Klein und Groß Schnellendorf

Lassen wir mal die deutschen Truppen an der Grenze zu Polen stehen, wie es vor 80 Jahren war. Deutsche und Polen leben da heute zusammen,  Görlitz und Gorzelec, man arrangiert sich. Aus Oberschlesien kommen meine Großeltern, Rudolf Poser und Martha Unger. Sie lebten in Groß- und Klein Schnellendorf, 45 Kilometer südwestlich von Oppeln und 15 Kilometer von der Grenze zur tschechischen Republik entfernt. Diese winzigen Orte will ich mir anschauen.

Großeltern1Ich weiß ja nichts darüber. Vielleicht wohnte Martha in Groß Schnellendorf und Rudi in Klein Schnellendorf, und bei einem Fest lernten sie sich kennen, und das mag um 1915 gewesen sein, als sie 20 Jahre alt waren. Sie verliebten sich ineinander und gingen weg vom Dorf, in die Stadt, nach Kattowitz, wo es Arbeit gab. Rudi fand etwas bei der Schlesischen Eisenbahn. Warum sie dann 1922, als sie Ende zwanzig waren und die Einwohner Ostschlesiens die Wahl hatten, ob sie bleiben oder gehen wollten, weggingen, weiß ich nicht. Sie erhofften sich in Deutschland ein besseres Leben wie andere auch, die vom Balkan oder aus Afrika in unser Land wollen. Man quartierte sie in Neuburg an der Donau, ein, dann schickte man sie nach Lindau am Bodensee, wo 1927 mein Vater geboren wurde. Er, Manfred, gelangte nach dem Krieg nach Landsberg am Lech, lernte Frieda kennen, und die beiden zogen … in die Stadt, nach München, und da wären wir. Hab ich ja schon mal erzählt, vor sechs Jahren.

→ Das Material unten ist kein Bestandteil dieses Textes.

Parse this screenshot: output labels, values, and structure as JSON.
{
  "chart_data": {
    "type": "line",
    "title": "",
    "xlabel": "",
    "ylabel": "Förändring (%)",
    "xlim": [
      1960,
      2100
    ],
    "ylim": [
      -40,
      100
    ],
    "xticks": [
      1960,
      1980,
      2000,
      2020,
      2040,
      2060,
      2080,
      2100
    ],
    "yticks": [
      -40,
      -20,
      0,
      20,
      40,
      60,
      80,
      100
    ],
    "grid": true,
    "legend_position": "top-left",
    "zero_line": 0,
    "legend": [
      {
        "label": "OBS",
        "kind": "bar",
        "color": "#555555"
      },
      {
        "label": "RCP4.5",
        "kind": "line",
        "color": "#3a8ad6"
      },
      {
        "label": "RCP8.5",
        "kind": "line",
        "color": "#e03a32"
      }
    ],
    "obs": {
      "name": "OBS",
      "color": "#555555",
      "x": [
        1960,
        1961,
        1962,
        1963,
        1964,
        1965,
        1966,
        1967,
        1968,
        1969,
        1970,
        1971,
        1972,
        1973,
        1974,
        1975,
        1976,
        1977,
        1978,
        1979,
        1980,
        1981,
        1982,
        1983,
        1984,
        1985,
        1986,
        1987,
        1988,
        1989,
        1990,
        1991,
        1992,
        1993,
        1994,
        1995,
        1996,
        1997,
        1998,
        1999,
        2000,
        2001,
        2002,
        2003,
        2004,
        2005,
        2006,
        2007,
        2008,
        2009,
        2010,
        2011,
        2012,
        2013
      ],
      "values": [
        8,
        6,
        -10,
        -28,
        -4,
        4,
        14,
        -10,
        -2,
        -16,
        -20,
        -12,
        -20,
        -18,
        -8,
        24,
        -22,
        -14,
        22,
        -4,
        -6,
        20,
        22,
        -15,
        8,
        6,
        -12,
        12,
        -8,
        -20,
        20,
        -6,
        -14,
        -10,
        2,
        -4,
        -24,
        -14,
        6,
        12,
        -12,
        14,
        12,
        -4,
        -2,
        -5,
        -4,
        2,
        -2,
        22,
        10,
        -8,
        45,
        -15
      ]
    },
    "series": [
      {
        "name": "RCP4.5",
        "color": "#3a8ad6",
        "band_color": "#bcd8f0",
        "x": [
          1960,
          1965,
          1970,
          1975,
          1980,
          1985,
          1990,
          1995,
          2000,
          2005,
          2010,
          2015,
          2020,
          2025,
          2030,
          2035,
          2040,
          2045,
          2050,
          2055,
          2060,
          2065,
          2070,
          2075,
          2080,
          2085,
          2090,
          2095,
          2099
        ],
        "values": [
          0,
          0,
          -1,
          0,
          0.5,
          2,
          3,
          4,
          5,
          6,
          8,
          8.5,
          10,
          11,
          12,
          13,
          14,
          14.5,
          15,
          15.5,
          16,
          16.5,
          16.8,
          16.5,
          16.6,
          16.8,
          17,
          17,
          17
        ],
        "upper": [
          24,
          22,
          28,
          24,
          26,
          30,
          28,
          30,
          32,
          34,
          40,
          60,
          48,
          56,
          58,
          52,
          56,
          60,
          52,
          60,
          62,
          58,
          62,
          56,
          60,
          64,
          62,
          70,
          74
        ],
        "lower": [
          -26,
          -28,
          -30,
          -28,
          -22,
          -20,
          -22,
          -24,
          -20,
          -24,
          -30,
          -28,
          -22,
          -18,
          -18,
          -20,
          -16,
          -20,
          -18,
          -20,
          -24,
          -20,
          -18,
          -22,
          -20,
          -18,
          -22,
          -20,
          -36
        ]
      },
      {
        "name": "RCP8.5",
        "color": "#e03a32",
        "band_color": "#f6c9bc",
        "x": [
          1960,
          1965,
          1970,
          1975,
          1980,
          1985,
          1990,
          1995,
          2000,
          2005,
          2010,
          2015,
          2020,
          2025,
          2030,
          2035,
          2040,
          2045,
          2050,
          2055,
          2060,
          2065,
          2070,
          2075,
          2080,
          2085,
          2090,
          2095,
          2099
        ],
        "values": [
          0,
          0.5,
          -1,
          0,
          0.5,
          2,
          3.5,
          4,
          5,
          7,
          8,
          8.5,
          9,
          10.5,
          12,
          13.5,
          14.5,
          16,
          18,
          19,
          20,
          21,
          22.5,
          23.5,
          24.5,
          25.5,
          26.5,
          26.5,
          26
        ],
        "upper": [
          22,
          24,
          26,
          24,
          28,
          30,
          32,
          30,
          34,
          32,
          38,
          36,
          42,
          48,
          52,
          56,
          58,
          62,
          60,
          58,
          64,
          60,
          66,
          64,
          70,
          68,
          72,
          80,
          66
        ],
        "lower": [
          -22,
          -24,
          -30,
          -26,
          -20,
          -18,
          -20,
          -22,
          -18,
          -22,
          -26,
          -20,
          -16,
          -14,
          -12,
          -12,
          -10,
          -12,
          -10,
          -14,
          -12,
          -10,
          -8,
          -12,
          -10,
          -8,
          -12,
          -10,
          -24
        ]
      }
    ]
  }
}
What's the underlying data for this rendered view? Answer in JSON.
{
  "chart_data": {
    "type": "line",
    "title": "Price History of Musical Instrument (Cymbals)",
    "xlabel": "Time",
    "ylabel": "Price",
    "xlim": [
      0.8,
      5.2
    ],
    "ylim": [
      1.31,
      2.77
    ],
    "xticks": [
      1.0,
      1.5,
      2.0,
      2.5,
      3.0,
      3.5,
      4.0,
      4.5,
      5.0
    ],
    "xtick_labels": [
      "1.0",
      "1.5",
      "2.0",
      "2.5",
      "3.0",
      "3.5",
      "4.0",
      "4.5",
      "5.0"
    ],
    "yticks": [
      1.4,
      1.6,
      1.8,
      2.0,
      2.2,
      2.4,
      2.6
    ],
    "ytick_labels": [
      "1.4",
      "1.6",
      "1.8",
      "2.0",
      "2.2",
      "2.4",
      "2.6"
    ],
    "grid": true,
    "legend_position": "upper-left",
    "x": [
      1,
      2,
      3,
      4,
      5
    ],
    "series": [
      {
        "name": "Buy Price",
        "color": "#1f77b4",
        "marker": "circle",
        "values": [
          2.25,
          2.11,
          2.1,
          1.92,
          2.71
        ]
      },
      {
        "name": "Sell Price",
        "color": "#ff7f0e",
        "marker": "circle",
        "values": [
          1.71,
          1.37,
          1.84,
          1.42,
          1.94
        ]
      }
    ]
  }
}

Przydroże Wielkie heißt heute Groß Schnellendorf, und die Kleinausgabe heißt Przydroże Male. Da will ich hin, aber auch nach Tschenstochau mit der Schwarzen Madonna, nach Auschwitz, Kattowitz, außerdem Glogau, Breslau und Ratibor, vielleicht auch nach Posen. Die schlesischen Dichter interessieren mich, deren beste allerdings im fernen 17. Jahrhundert aktiv waren. Martin Opitz (1597-1639) wurde in Bunzlau geboren, studierte und arbeitete in Heidelberg, Leiden und Danzig, wo die Pest ihn dahinraffte. Er verfasste berühmt gewordene Gedichte und das Buch der Deutschen Poeterey, das im Gutenberg-Projekt zu lesen ist, was aber Mühe macht, da das Deutsch des 17. Jahrhunderts noch ungeschlacht klingt. In dem Buch ist er, Opitz, verärgert darüber,

wie gar vnverstendig die jenigen handeln / welche aus der Poeterey nicht weiß ich was für ein geringes wesen machen / vnd wo nicht gar verwerffen / doch nicht sonderlich achten; auch wol vorgeben / man wisse einen Poeten in offentlichen ämptern wenig oder nichts zue gebrauchen; weil er sich in dieser angenemen thorheit vnd ruhigen wollust so verteuffe / das er die andern künste vnd wissenschafften / von welchen man rechten nutz vnd ehren schöpfen kan / gemeinigleich hindan setze. Ja wenn sie einen gar verächtlich halten wollen / so nennen sie jhn einen Poeten.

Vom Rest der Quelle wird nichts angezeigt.